In forming 'The Wish Machine,' Seyhan Özdemir and Sefer Çağlar, the founders of Autoban, were motivated by the utopian idea of detaching from all known parameters belonging to the past and the present to dream for a better future. This positively provocative approach to suggest solutions for humanity and the act of dreaming was their biggest inspiration, reflected in their own field of design. The biggest problem they identified in today's world is the inability to express an idea or a dream about a more positive future, without constantly having to struggle with the chaos of the present.
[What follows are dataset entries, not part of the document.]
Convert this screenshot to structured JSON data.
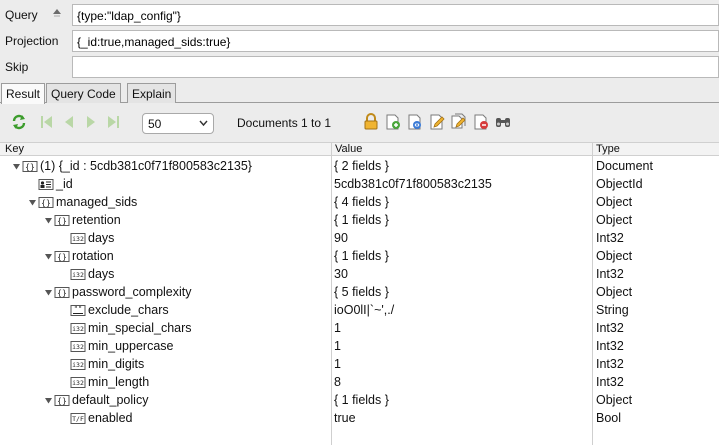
{
  "query_bar": {
    "query_label": "Query",
    "query_value": "{type:\"ldap_config\"}",
    "projection_label": "Projection",
    "projection_value": "{_id:true,managed_sids:true}",
    "skip_label": "Skip",
    "skip_value": ""
  },
  "tabs": [
    {
      "label": "Result",
      "active": true
    },
    {
      "label": "Query Code",
      "active": false
    },
    {
      "label": "Explain",
      "active": false
    }
  ],
  "toolbar": {
    "page_size": "50",
    "documents_label": "Documents 1 to 1"
  },
  "columns": {
    "key": "Key",
    "value": "Value",
    "type": "Type"
  },
  "rows": [
    {
      "key": "(1) {_id : 5cdb381c0f71f800583c2135}",
      "value": "{ 2 fields }",
      "type": "Document",
      "icon": "object-icon"
    },
    {
      "key": "_id",
      "value": "5cdb381c0f71f800583c2135",
      "type": "ObjectId",
      "icon": "objectid-icon"
    },
    {
      "key": "managed_sids",
      "value": "{ 4 fields }",
      "type": "Object",
      "icon": "object-icon"
    },
    {
      "key": "retention",
      "value": "{ 1 fields }",
      "type": "Object",
      "icon": "object-icon"
    },
    {
      "key": "days",
      "value": "90",
      "type": "Int32",
      "icon": "int32-icon"
    },
    {
      "key": "rotation",
      "value": "{ 1 fields }",
      "type": "Object",
      "icon": "object-icon"
    },
    {
      "key": "days",
      "value": "30",
      "type": "Int32",
      "icon": "int32-icon"
    },
    {
      "key": "password_complexity",
      "value": "{ 5 fields }",
      "type": "Object",
      "icon": "object-icon"
    },
    {
      "key": "exclude_chars",
      "value": "ioO0lI|`~',./",
      "type": "String",
      "icon": "string-icon"
    },
    {
      "key": "min_special_chars",
      "value": "1",
      "type": "Int32",
      "icon": "int32-icon"
    },
    {
      "key": "min_uppercase",
      "value": "1",
      "type": "Int32",
      "icon": "int32-icon"
    },
    {
      "key": "min_digits",
      "value": "1",
      "type": "Int32",
      "icon": "int32-icon"
    },
    {
      "key": "min_length",
      "value": "8",
      "type": "Int32",
      "icon": "int32-icon"
    },
    {
      "key": "default_policy",
      "value": "{ 1 fields }",
      "type": "Object",
      "icon": "object-icon"
    },
    {
      "key": "enabled",
      "value": "true",
      "type": "Bool",
      "icon": "bool-icon"
    }
  ]
}
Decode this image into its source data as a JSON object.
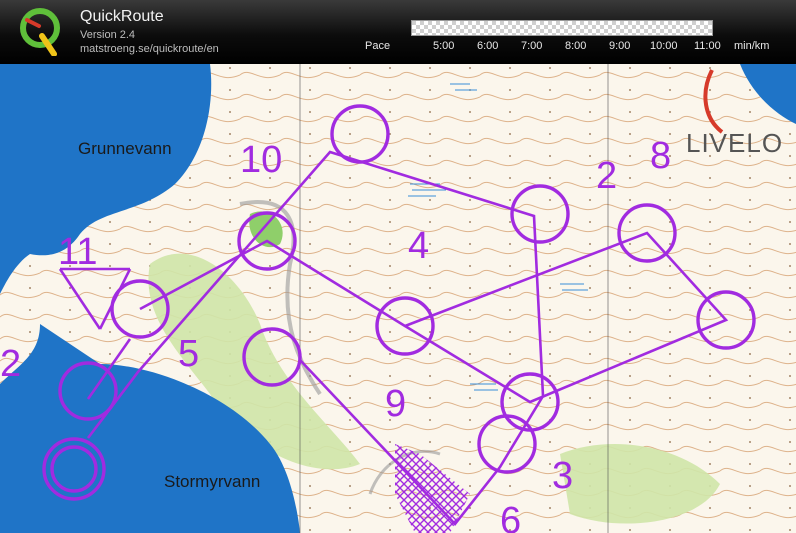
{
  "header": {
    "title": "QuickRoute",
    "version": "Version 2.4",
    "url": "matstroeng.se/quickroute/en",
    "pace_label": "Pace",
    "pace_ticks": [
      "5:00",
      "6:00",
      "7:00",
      "8:00",
      "9:00",
      "10:00",
      "11:00"
    ],
    "pace_unit": "min/km"
  },
  "map": {
    "lake_labels": {
      "north": "Grunnevann",
      "south": "Stormyrvann"
    },
    "sponsor_text": "LIVELO",
    "control_numbers": [
      "2",
      "3",
      "4",
      "5",
      "6",
      "8",
      "9",
      "10",
      "11",
      "2"
    ]
  },
  "colors": {
    "course": "#a12be0",
    "lake": "#1f74c7",
    "contour": "#b06a2a",
    "forest_green": "#c9e3a3"
  }
}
Having realised that preceding systems that were designed to create a 'perfect' order from chaos and diversity have eventually failed, the designers embraced the endless journey both as a method and form. Utopia was an inspirational resource for the idea of 'being triggered for searching.' Throughout their journey, Utopia was a reference point that inspired them to create constructive thinking and keep the essence of hope.
Autoban has worked in an interdisciplinary and collective setting with different expertise, to make a real, interactive, and perfectly working mechanical system, custom designed for the biennale space. In their design approach for the London Design Biennale, the company has looked into possibilities to express familiar traditions in new representations, and to build a century-long, well-known system with a surprising new form and function.
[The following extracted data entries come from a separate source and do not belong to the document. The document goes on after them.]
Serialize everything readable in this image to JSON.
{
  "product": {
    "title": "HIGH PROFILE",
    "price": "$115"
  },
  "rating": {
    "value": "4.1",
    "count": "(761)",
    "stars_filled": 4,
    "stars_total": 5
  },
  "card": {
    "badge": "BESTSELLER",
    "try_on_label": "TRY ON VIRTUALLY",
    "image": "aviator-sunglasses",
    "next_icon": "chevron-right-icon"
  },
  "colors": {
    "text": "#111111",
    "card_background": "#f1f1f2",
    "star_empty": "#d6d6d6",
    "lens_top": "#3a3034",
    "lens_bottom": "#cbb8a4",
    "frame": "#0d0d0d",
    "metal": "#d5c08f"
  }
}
The visual identity of the Turkey Exhibition in London Design Biennale is designed by Umut Südüak.
Founded by Seyhan Özdemir and Sefer Çağlar in 2003, Autoban is an Istabul-based multi-disciplinary studio working across architecture and interiors, product and experiential design, with a portfolio that demonstrates their unique design approach on both local and international scale.
Forging a reputation for thoughtfulness, experimentation and craftsmanship, the studio explores the potential of ordinary materials by using them in an unorthodox and artful way, which simultaneously pushes the boundaries with the opportunities of craftsmanship and modern technology. Their contemporary methods of making design an innate part of the space have not only redefined Istanbul's cityscape, but also results in a portfolio that includes numerous projects in London, Madrid, Hong Kong, Moscow, China and Azerbaijan. Their product designs are showcased at major design exhibitions or appear as installations at art events worldwide such as LDF, ICFF, Salon Del Mobile, and Design Biennale Interieur Kortrijk.
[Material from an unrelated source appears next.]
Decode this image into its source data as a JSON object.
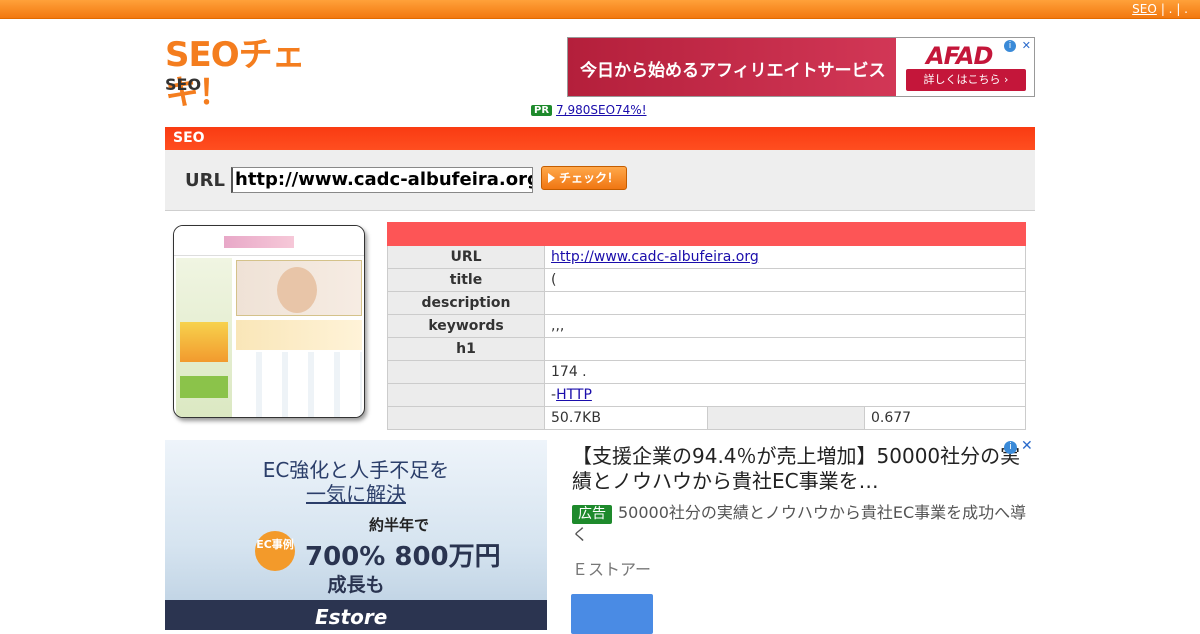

About the London Design Biennale
The inaugural London Design Biennale will be held at Somerset House from 7 to 27 September 2016, bringing design installations and exhibitions from over thirty countries from the world's nations to the heart of the capital. The Biennale presents an extraordinary opportunity for countries and representative cities to create design statements that address the 2016 theme, 'Utopia by Design'. It will provide a prestigious, global stage for the world's leading contemporary design and design-led innovation, creativity and research.
The presentations will occupy the entirety of Somerset House, including the famous Edmond J. Safra Fountain Court. Situated on the banks of the River Thames in the heart of London, the former royal palace is a world famous cultural centre and is one of London's most visited attractions with more than 3.2 million visitors in 2015. The Biennale will run in partnership with Somerset House and is supported by the Mayor of London. An International Advisory Committee and Jury composed of leading figures from design has been appointed and will award medals to the Biennale's most significant national contributions.